Speaking during Leaders' Questions, he said Mr Donnelly promised that the review of student allowances would be completed as far back as October.
He also asked if any increase in payments would be backdated to the start of the Covid-19 pandemic.
Tánaiste Leo Varadkar says it is a norm for nursing students that they are not paid during the first three years of their degree.

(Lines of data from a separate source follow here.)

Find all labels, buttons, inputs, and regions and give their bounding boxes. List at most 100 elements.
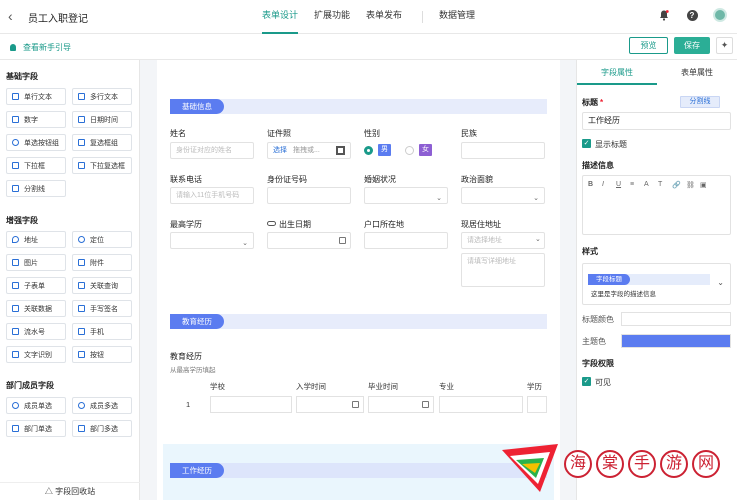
guide-link[interactable]: 查看新手引导 [10,42,71,53]
link-icon [267,221,276,226]
cell-degree[interactable] [527,396,547,413]
section-education[interactable]: 教育经历 [170,314,547,329]
bold-icon[interactable]: B [588,181,593,188]
gender-female-radio[interactable] [405,146,414,155]
back-icon[interactable]: ‹ [8,8,13,24]
section-basic-info[interactable]: 基础信息 [170,99,547,114]
education-select[interactable]: ⌄ [170,232,254,249]
field-serial[interactable]: 流水号 [6,323,66,340]
field-multi-text[interactable]: 多行文本 [72,88,132,105]
chevron-down-icon: ⌄ [535,236,541,243]
text-icon [12,93,19,100]
nation-input[interactable] [461,142,545,159]
image-icon[interactable]: ▣ [700,181,707,189]
watermark-char: 海 [564,450,592,478]
theme-color-swatch[interactable] [621,334,731,348]
field-dept-single[interactable]: 部门单选 [6,420,66,437]
cell-school[interactable] [210,396,292,413]
photo-upload[interactable]: 选择 拖拽或... [267,142,351,159]
address-select[interactable]: 请选择地址 [461,232,545,249]
edu-table-label: 教育经历 [170,352,202,361]
cell-entry-date[interactable] [296,396,364,413]
field-recycle-bin[interactable]: △ 字段回收站 [0,482,140,500]
field-location[interactable]: 定位 [72,231,132,248]
title-color-swatch[interactable] [621,312,731,326]
field-label: 流水号 [24,328,45,336]
underline-icon[interactable]: U [616,181,621,188]
photo-label: 证件照 [267,129,291,138]
idnum-input[interactable] [267,187,351,204]
italic-icon[interactable]: I [602,181,604,188]
field-dept-multi[interactable]: 部门多选 [72,420,132,437]
field-image[interactable]: 图片 [6,254,66,271]
field-phone[interactable]: 手机 [72,323,132,340]
tab-form-design[interactable]: 表单设计 [262,0,299,34]
field-address[interactable]: 地址 [6,231,66,248]
photo-choose-link[interactable]: 选择 [273,147,287,154]
field-multi-dropdown[interactable]: 下拉复选框 [72,157,132,174]
font-color-icon[interactable]: A [644,181,649,188]
field-number[interactable]: 数字 [6,111,66,128]
visible-checkbox[interactable]: ✓ [582,377,591,386]
number-icon [12,116,19,123]
phone-input[interactable]: 请输入11位手机号码 [170,187,254,204]
address-detail-input[interactable]: 请填写详细地址 [461,253,545,287]
field-checkbox-group[interactable]: 复选框组 [72,134,132,151]
field-label: 附件 [90,259,104,267]
field-button[interactable]: 按钮 [72,346,132,363]
politics-select[interactable]: ⌄ [461,187,545,204]
field-linked-data[interactable]: 关联数据 [6,300,66,317]
subform-icon [12,282,19,289]
field-ocr[interactable]: 文字识别 [6,346,66,363]
link-icon[interactable]: 🔗 [672,181,681,189]
save-button[interactable]: 保存 [674,37,710,54]
field-subform[interactable]: 子表单 [6,277,66,294]
title-input[interactable]: 工作经历 [582,112,731,130]
field-label: 子表单 [24,282,45,290]
gender-female-tag[interactable]: 女 [419,144,432,156]
marital-select[interactable]: ⌄ [364,187,448,204]
tab-field-props[interactable]: 字段属性 [577,60,657,85]
name-input[interactable]: 身份证对应的姓名 [170,142,254,159]
tab-form-props[interactable]: 表单属性 [657,60,737,85]
field-divider[interactable]: 分割线 [6,180,66,197]
field-label: 文字识别 [24,351,52,359]
help-icon[interactable]: ? [685,8,699,22]
hukou-input[interactable] [364,232,448,249]
field-member-multi[interactable]: 成员多选 [72,397,132,414]
avatar[interactable] [713,8,727,22]
field-label: 分割线 [24,185,45,193]
field-attachment[interactable]: 附件 [72,254,132,271]
field-signature[interactable]: 手写签名 [72,300,132,317]
section-work[interactable]: 工作经历 [170,463,547,478]
align-icon[interactable]: ≡ [630,181,634,188]
calendar-icon [78,116,85,123]
divider-type-badge[interactable]: 分割线 [680,96,720,108]
tab-publish[interactable]: 表单发布 [366,0,402,34]
style-select[interactable]: 字段标题 这里是字段的描述信息 ⌄ [582,263,731,305]
gender-male-radio[interactable] [364,146,373,155]
field-dropdown[interactable]: 下拉框 [6,157,66,174]
share-icon[interactable]: ✦ [716,37,733,54]
show-title-checkbox[interactable]: ✓ [582,139,591,148]
guide-text: 查看新手引导 [23,43,71,52]
birthdate-input[interactable] [267,232,351,249]
cell-major[interactable] [439,396,523,413]
field-radio-group[interactable]: 单选按钮组 [6,134,66,151]
preview-button[interactable]: 预览 [629,37,668,54]
chevron-down-icon: ⌄ [242,240,248,247]
font-size-icon[interactable]: T [658,181,662,188]
chevron-down-icon: ⌄ [533,195,539,202]
qrcode-icon[interactable] [336,146,345,155]
field-datetime[interactable]: 日期时间 [72,111,132,128]
gender-male-tag[interactable]: 男 [378,144,391,156]
unlink-icon[interactable]: ⛓ [686,181,695,189]
cell-grad-date[interactable] [368,396,434,413]
field-lookup[interactable]: 关联查询 [72,277,132,294]
desc-editor[interactable]: B I U ≡ A T 🔗 ⛓ ▣ [582,175,731,235]
tab-extensions[interactable]: 扩展功能 [314,0,350,34]
field-single-text[interactable]: 单行文本 [6,88,66,105]
bell-icon[interactable] [657,8,671,22]
field-member-single[interactable]: 成员单选 [6,397,66,414]
tab-data-manage[interactable]: 数据管理 [439,0,475,34]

However, he said where student nurses take on the role of staff nurses they should be paid ¦ Read more: https://t.co/yddWu9sHTl pic.twitter.com/7joA0Fo08Y
— RTÉ News (@rtenews) December 10, 2020
In response, Tánaiste Leo Varadkar said nurses in their first three years of their training were completing a degree and it is the norm for students, including teachers, that they are not paid during this time.
However, he said where student nurses take on the role of staff nurses they should be paid.
HSE boss pays tribute to student nurses
HSE Chief Executive Paul Reid paid tribute to student nurses and midwives and the huge role they had played in the health service.
He said they had been deployed as healthcare workers at an unprecedented time.
However, Mr Reid said their pay was a policy issue for Government, but he believed some of the recent commentary suggesting there had been widespread abuse and exploitation of student nurses and midwives, had been quite damaging to colleges, to the HSE, to staff and students.
Mr Reid said if anyone felt they were being exploited or abused, there were very clear processes.
He said no one should be abused or exploited in the HSE workforce and that he would not stand for it.
The HSE chief said it had not been his experience as he had experienced great collaboration and support in the health service, but said there were processes in place for anyone who felt they had been abused.